Emergent Superfluidity of Hard-Core Excitons in Single-Layer Breathing-Kagome Nb$_3$Te$_x$Cl$_{8-x}$

TL;DR

This paper develops a microscopic theory of superfluidity for hard-core excitons on a triangular lattice, revealing a BKT transition and connecting lattice exciton dynamics to continuum critical behavior.

Contribution

It introduces a novel mapping of the Bose-Hubbard model to an XXZ spin model and derives a continuum Landau-Ginzburg functional for exciton superfluidity.

Findings

Identification of superfluid phase between Mott insulators at fillings 0 and 1

Derivation of a Landau-Ginzburg functional for the exciton superfluid

Superfluid-normal transition governed by BKT mechanism

Abstract

We develop a microscopic theory of superfluidity for hard-core dark excitons on the triangular lattice by mapping the large-$U$ Bose--Hubbard model to an effective XXZ spin-$\frac{1}{2}$ Hamiltonian including virtual hopping processes.

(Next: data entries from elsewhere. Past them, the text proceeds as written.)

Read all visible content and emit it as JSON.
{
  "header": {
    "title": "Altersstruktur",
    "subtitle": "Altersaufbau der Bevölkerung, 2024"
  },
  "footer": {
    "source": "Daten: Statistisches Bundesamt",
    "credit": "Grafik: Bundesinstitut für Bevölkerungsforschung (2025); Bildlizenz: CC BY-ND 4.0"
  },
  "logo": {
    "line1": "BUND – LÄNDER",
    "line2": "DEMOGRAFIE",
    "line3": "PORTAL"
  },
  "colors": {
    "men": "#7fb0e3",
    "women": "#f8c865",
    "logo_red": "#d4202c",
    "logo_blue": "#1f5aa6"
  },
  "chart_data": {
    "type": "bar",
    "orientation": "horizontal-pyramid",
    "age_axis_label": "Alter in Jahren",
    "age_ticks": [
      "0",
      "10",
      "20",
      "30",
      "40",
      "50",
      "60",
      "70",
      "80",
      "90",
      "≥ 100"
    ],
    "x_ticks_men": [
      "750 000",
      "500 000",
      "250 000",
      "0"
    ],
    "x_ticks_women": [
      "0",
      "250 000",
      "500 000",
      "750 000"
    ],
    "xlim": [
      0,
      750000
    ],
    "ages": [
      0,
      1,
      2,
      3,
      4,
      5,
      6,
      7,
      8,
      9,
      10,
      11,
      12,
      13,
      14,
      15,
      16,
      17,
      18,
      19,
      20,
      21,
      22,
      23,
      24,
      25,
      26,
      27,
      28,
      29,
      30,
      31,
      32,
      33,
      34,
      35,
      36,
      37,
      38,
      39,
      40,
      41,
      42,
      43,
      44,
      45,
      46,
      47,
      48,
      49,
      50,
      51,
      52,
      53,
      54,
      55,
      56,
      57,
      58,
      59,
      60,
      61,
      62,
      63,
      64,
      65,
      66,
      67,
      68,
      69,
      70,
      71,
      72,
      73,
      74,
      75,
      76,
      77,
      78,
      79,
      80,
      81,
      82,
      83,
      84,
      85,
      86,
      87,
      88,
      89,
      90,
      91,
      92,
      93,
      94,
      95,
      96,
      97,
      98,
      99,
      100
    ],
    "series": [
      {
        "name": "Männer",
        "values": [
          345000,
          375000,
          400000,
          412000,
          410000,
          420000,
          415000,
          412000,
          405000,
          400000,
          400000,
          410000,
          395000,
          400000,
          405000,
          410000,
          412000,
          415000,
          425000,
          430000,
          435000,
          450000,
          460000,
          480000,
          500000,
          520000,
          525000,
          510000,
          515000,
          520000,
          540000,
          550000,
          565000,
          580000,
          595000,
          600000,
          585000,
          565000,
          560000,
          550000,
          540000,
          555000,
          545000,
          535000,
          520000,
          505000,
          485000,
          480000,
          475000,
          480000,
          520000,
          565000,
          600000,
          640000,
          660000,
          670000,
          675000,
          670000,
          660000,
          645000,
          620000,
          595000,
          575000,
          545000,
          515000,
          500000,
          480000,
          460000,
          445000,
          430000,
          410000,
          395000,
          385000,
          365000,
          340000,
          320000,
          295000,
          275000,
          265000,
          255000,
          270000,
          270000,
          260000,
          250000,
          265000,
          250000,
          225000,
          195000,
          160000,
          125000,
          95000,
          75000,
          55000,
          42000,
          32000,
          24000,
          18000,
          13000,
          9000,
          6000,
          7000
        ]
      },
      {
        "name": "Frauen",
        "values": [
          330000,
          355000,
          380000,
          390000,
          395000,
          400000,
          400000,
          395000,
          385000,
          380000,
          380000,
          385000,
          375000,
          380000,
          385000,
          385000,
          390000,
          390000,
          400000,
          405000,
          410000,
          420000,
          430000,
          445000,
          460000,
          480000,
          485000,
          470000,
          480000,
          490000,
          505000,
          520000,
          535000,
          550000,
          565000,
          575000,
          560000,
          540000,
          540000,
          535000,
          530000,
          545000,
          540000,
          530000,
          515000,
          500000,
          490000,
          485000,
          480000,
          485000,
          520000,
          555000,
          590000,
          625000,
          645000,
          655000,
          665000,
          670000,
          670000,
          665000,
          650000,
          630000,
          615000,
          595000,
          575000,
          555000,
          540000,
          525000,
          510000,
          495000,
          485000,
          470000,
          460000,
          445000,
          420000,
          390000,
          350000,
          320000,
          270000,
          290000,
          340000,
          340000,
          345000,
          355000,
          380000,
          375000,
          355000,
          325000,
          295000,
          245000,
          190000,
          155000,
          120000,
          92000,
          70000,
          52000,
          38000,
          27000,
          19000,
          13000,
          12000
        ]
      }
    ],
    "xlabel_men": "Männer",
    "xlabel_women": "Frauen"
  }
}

Within this framework, we identify the superfluid phase that emerges between the two Mott-insulating endpoints at fillings 0 and 1, and derive its mean-field structure via a canted-spin solution. We then construct the corresponding continuum Landau-Ginzburg (LG) functional and analyze phase fluctuations and vortex dynamics. In two dimensions, the superfluid--normal transition is shown to be governed by a Berezinskii--Kosterlitz--Thouless (BKT) mechanism with a stiffness determined by microscopic parameters. Our results provide a unified description connecting lattice-scale exciton dynamics to continuum critical behavior in triangular geometries.